Messieurs les Ministres et chers Collègues,
Messieurs les Gouverneurs,
Mesdames et Messieurs,

Je suis très heureux de vous retrouver aujourd'hui à l'occasion de cette troisième réunion des ministres des finances de la zone franc à laquelle je participe.

Je souhaiterais, tout d'abord, exprimer ma gratitude aux autorités de la République Congolaise, au Président de la République, le professeur Pascal LISSOUBA, ainsi qu'à vous-même, Monsieur le Ministre, pour la chaleur et la qualité de votre accueil.
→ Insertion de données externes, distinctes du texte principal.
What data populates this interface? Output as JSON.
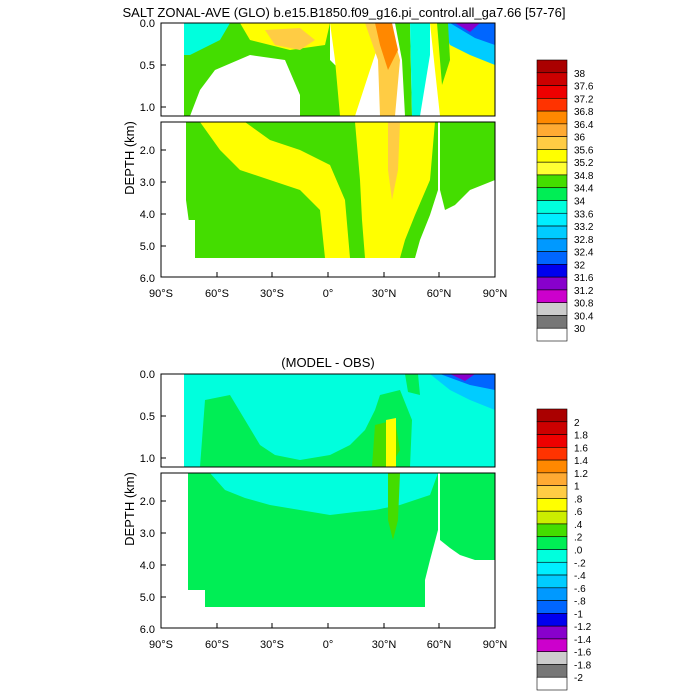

Je crois que la tenue de cette réunion dans la capitale du Congo, qui a été la première capitale de la France Libre, revêt aujourd'hui une signification toute particulière :

En effet, en cette année du cinquantenaire du discours historique du Général de Gaulle à Brazzaville, c'est pour mon collègue Michel ROUSSIN et moi-même, une occasion forte en symboles de rappeler la qualité des relations entre nos pays ainsi que leur engagement solidaire en faveur d'un modèle de développement original fondé sur la responsabilité, la franchise, l'amitié et la confiance.

Il y a six mois, j'ai eu l'honneur et le plaisir de vous accueillir à Paris où nous avons pu dresser un premier bilan de la situation économique et financière de la zone franc quelques mois seulement après l'ajustement monétaire historique de janvier dernier.
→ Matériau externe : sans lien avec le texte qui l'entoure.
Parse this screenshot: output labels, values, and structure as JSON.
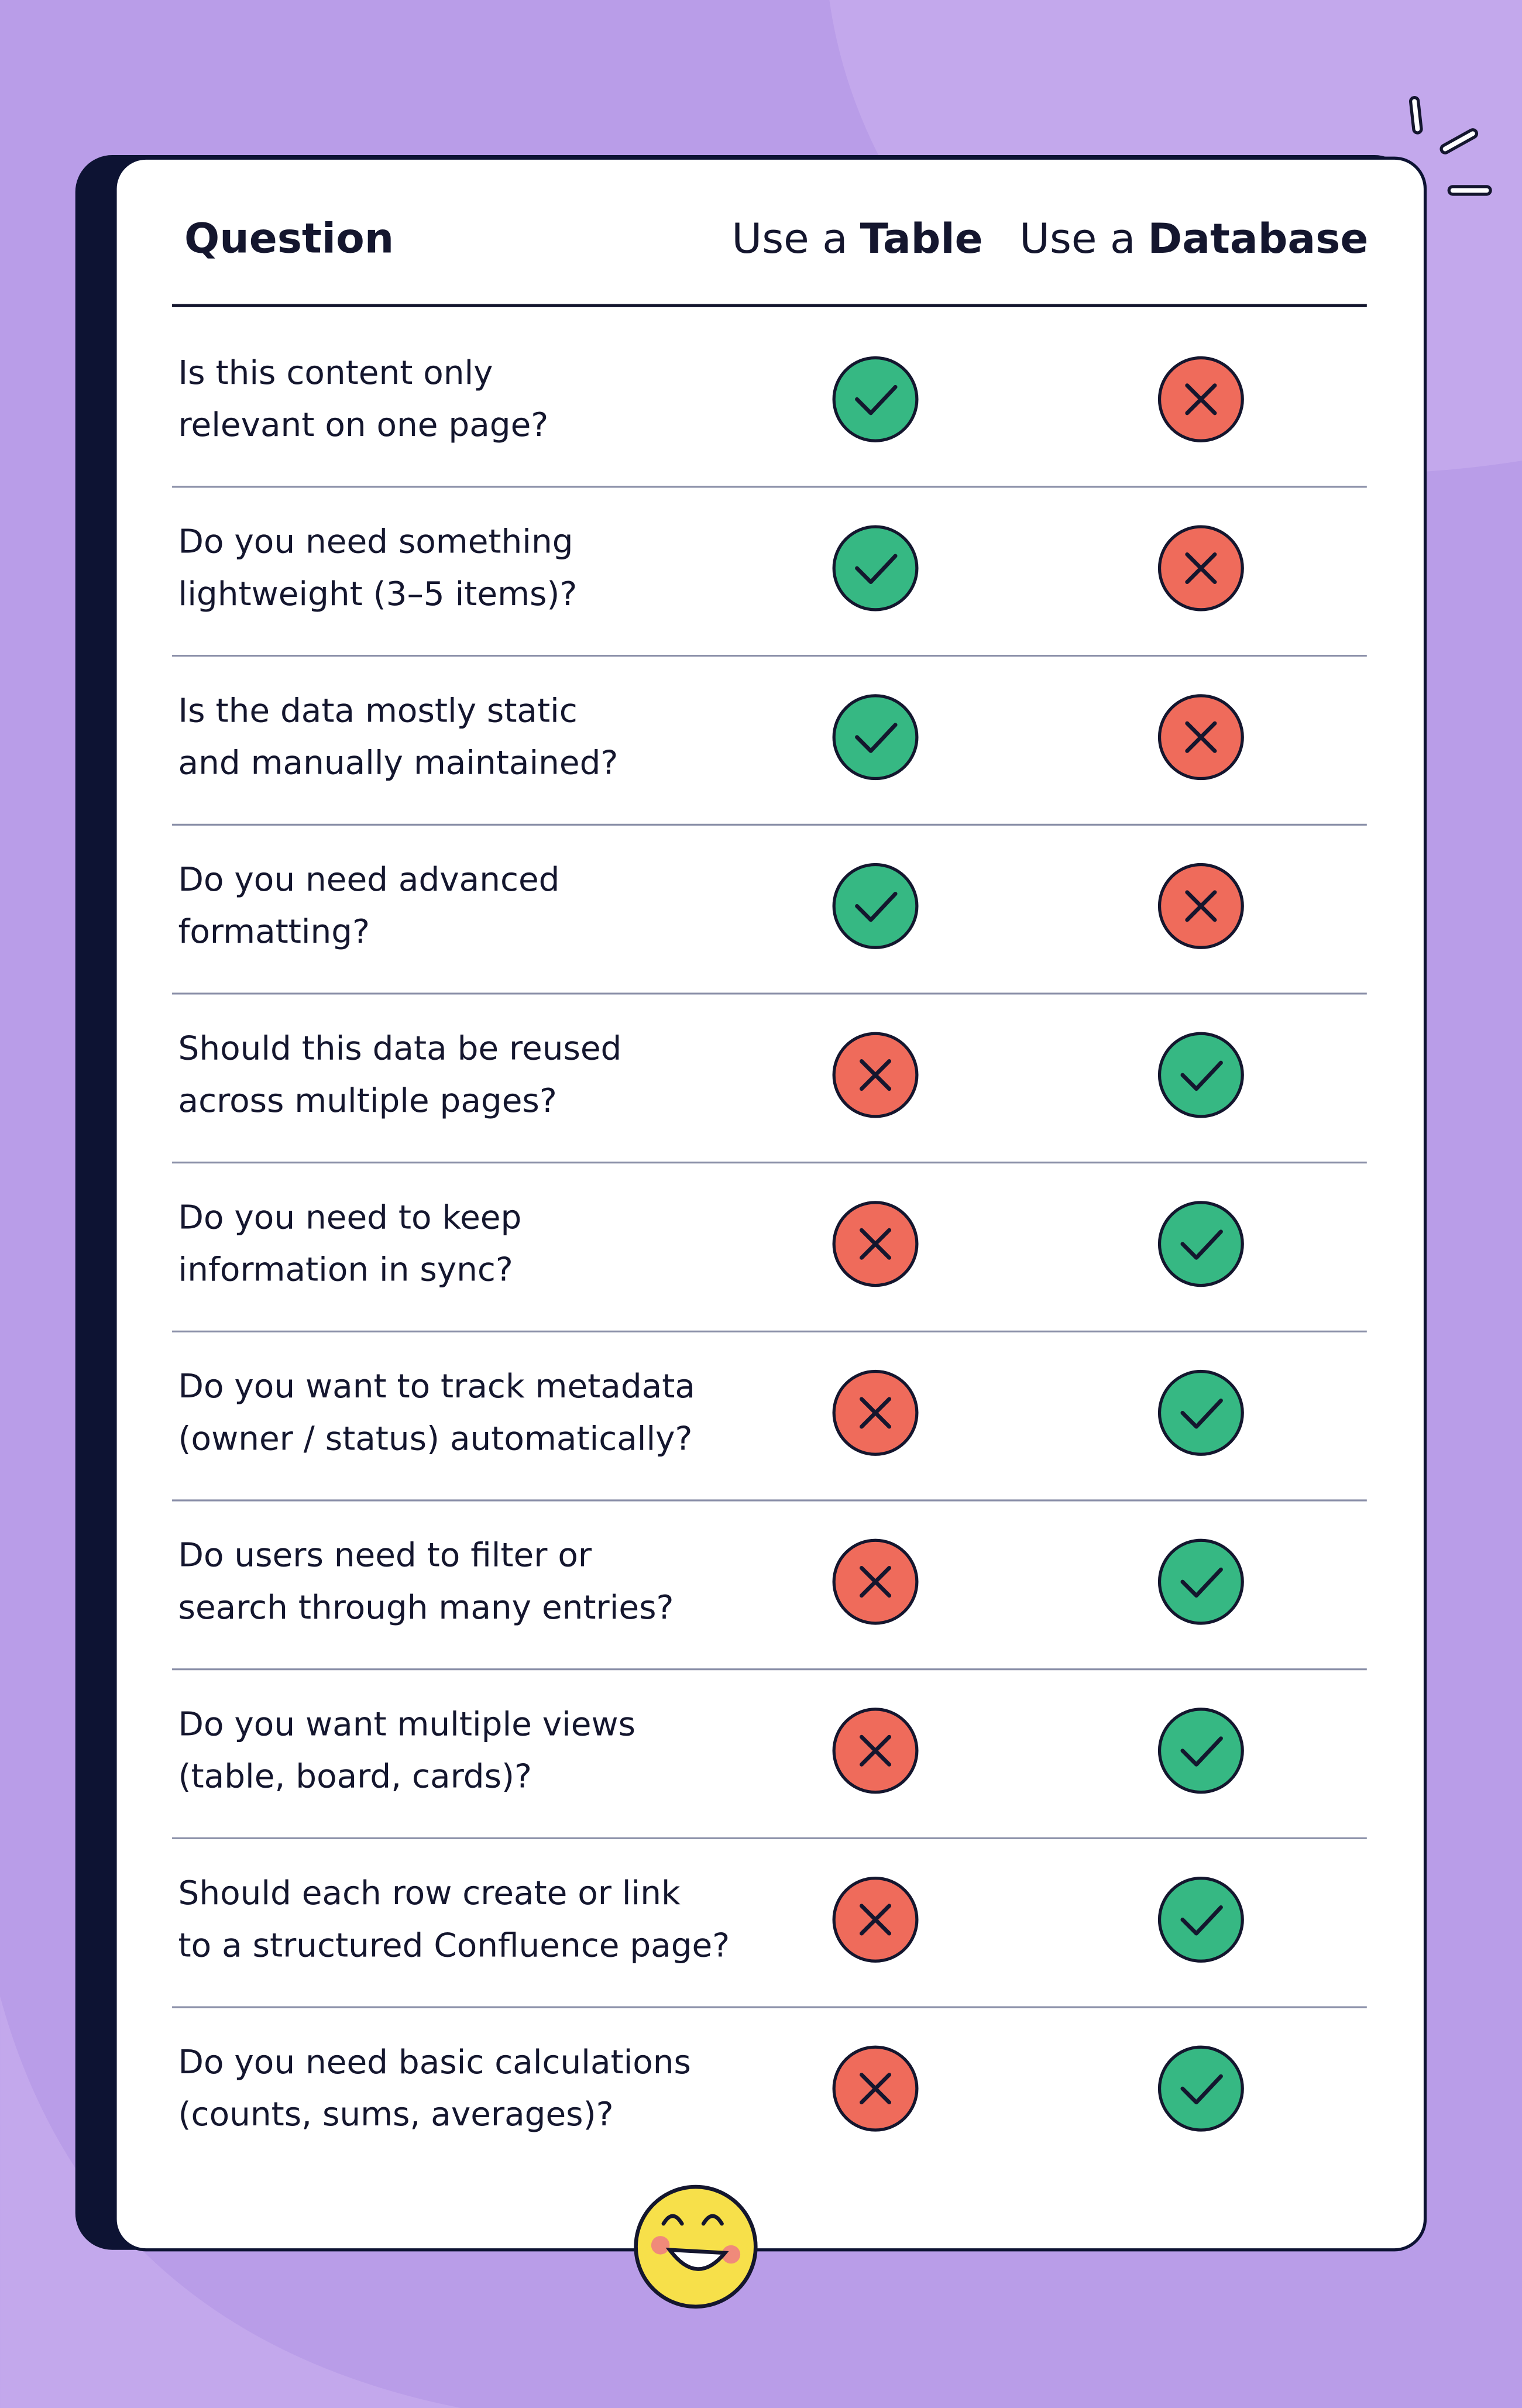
{
  "header": {
    "question": "Question",
    "columns": [
      {
        "prefix": "Use a",
        "bold": "Table"
      },
      {
        "prefix": "Use a",
        "bold": "Database"
      }
    ]
  },
  "rows": [
    {
      "lines": [
        "Is this content only",
        "relevant on one page?"
      ],
      "table": true,
      "database": false
    },
    {
      "lines": [
        "Do you need something",
        "lightweight (3–5 items)?"
      ],
      "table": true,
      "database": false
    },
    {
      "lines": [
        "Is the data mostly static",
        "and manually maintained?"
      ],
      "table": true,
      "database": false
    },
    {
      "lines": [
        "Do you need advanced",
        "formatting?"
      ],
      "table": true,
      "database": false
    },
    {
      "lines": [
        "Should this data be reused",
        "across multiple pages?"
      ],
      "table": false,
      "database": true
    },
    {
      "lines": [
        "Do you need to keep",
        "information in sync?"
      ],
      "table": false,
      "database": true
    },
    {
      "lines": [
        "Do you want to track metadata",
        "(owner / status) automatically?"
      ],
      "table": false,
      "database": true
    },
    {
      "lines": [
        "Do users need to filter or",
        "search through many entries?"
      ],
      "table": false,
      "database": true
    },
    {
      "lines": [
        "Do you want multiple views",
        "(table, board, cards)?"
      ],
      "table": false,
      "database": true
    },
    {
      "lines": [
        "Should each row create or link",
        "to a structured Confluence page?"
      ],
      "table": false,
      "database": true
    },
    {
      "lines": [
        "Do you need basic calculations",
        "(counts, sums, averages)?"
      ],
      "table": false,
      "database": true
    }
  ]
}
Aujourd'hui, il faut poursuivre plus loin notre réflexion commune autour des grands défis qui attendent les pays de la zone franc à court et à moyen termes.
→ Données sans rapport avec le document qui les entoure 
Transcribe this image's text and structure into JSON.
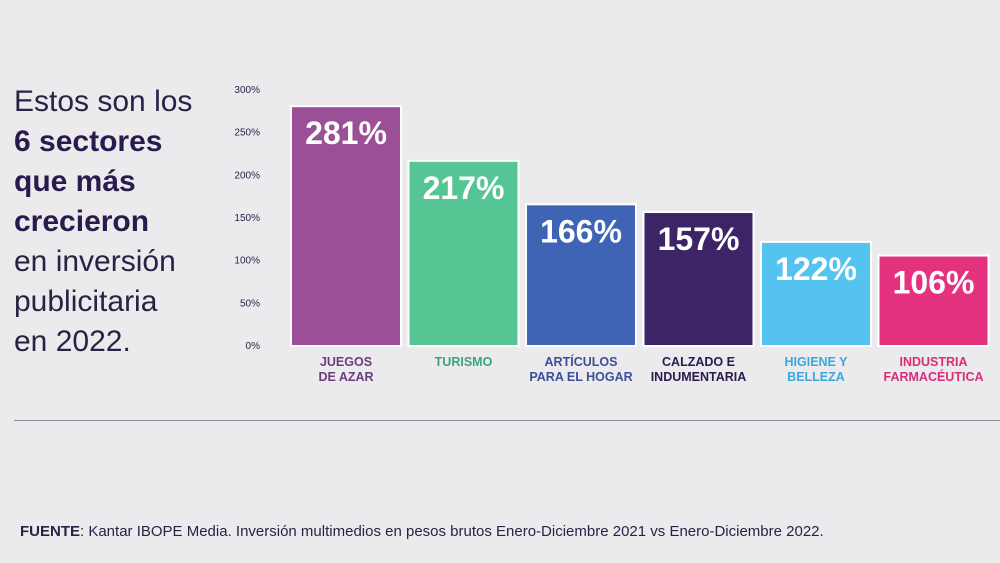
{
  "headline": {
    "line1": "Estos son los",
    "line2": "6 sectores",
    "line3": "que más",
    "line4": "crecieron",
    "line5": "en inversión",
    "line6": "publicitaria",
    "line7": "en 2022."
  },
  "chart_data": {
    "type": "bar",
    "categories": [
      [
        "JUEGOS",
        "DE AZAR"
      ],
      [
        "TURISMO"
      ],
      [
        "ARTÍCULOS",
        "PARA EL HOGAR"
      ],
      [
        "CALZADO E",
        "INDUMENTARIA"
      ],
      [
        "HIGIENE Y",
        "BELLEZA"
      ],
      [
        "INDUSTRIA",
        "FARMACÉUTICA"
      ]
    ],
    "values": [
      281,
      217,
      166,
      157,
      122,
      106
    ],
    "data_labels": [
      "281%",
      "217%",
      "166%",
      "157%",
      "122%",
      "106%"
    ],
    "yticks": [
      "0%",
      "50%",
      "100%",
      "150%",
      "200%",
      "250%",
      "300%"
    ],
    "ylim": [
      0,
      300
    ],
    "bar_colors": [
      "#9b4f96",
      "#55c594",
      "#3f63b5",
      "#3d2466",
      "#55c3ef",
      "#e5327f"
    ],
    "label_colors": [
      "#6a3d7e",
      "#3aa57a",
      "#3d4f9a",
      "#2b1a4e",
      "#3aa8e0",
      "#d62f7a"
    ],
    "grid": false,
    "legend": "none"
  },
  "footer": {
    "label": "FUENTE",
    "text": ": Kantar IBOPE Media. Inversión multimedios en pesos brutos Enero-Diciembre 2021 vs Enero-Diciembre 2022."
  }
}
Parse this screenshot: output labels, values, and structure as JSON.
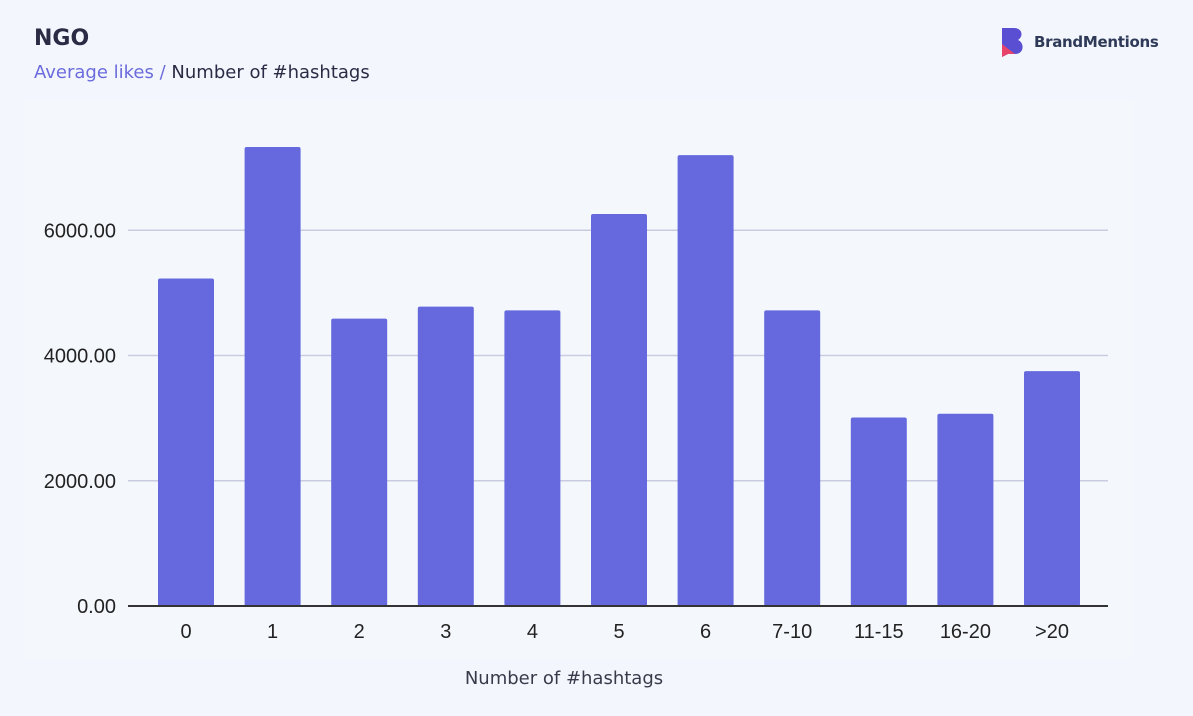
{
  "header": {
    "title": "NGO",
    "subtitle_metric": "Average likes",
    "subtitle_separator": "/",
    "subtitle_dimension": "Number of #hashtags",
    "brand": "BrandMentions",
    "brand_icon": "brandmentions-logo-icon"
  },
  "colors": {
    "bar": "#6569dd",
    "grid": "#c9cbe0",
    "axis": "#333333",
    "title": "#2b2b45",
    "accent": "#6b6bdc",
    "background": "#f3f7fd"
  },
  "chart_data": {
    "type": "bar",
    "title": "NGO",
    "subtitle": "Average likes / Number of #hashtags",
    "xlabel": "Number of #hashtags",
    "ylabel": "",
    "categories": [
      "0",
      "1",
      "2",
      "3",
      "4",
      "5",
      "6",
      "7-10",
      "11-15",
      "16-20",
      ">20"
    ],
    "values": [
      5230,
      7330,
      4590,
      4780,
      4720,
      6260,
      7200,
      4720,
      3010,
      3070,
      3750
    ],
    "ylim": [
      0,
      7330
    ],
    "yticks": [
      0,
      2000,
      4000,
      6000
    ],
    "ytick_labels": [
      "0.00",
      "2000.00",
      "4000.00",
      "6000.00"
    ],
    "grid": true,
    "legend": "none"
  }
}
J'en vois trois principaux autour desquels je souhaiterais façonner mon propos.

1. Dans la grande majorité des cas, la phase de stabilisation qui a suivi la dévaluation s'est déroulée jusqu'à présent avec succès ; la pérennité des nouveaux équilibres macro-économiques demandera toutefois une vigilance toute particulière dans la durée.

2. L'ajustement de la parité offre à chacun des États de la zone une chance unique de développement et de croissance ; mais il faut que les réformes structurelles qui en sont la condition essentielle soient menées à bien ; c'est la phase de consolidation qu'il s'agit à tout prix de réussir aujourd'hui.

3. Vous avez choisi enfin d'inscrire votre action de redressement dans le cadre d'une intégration régionale : ce troisième axe permet de renforcer considérablement la zone dans son ensemble et confère toute sa force à la communauté de monnaie CFA. Il doit retenir toute notre attention.


Le premier bilan que nous avions dressé ensemble lors de la réunion de la zone franc d'avril dernier se confirme dans ses grandes lignes :

L'inflation a été contenue et les dispositions prises pour maîtriser les évolutions budgétaires devraient porter leurs fruits.

Demain, si le programme togolais est approuvé par le conseil d'administration du FMI comme nous le souhaitons, tous les États de la zone franc auront conclu un programme avec le fonds monétaire International et par conséquent auront renoué le dialogue avec la communauté financière internationale.

Pour atteindre ce résultat dont je me réjouis nous nous sommes tous fortement mobilisés :

Tout d'abord, vous avez mis en œuvre des décisions difficiles visant à restaurer les grands équilibres et préparer la voie du retour à la croissance.

Les Institutions multilatérales, vous le savez, ont, pour leur part, fait preuve d'une diligence exceptionnelle.

Vous savez que j'y ai personnellement œuvré, n'ayant jamais manqué avec l'appui de mon collègue et ami, Michel ROUSSIN, de défendre avec ardeur la cause de la zone franc et de chacun de ses États membres auprès du FMI, de la Banque Mondiale et de l'ensemble de mes partenaires du G7.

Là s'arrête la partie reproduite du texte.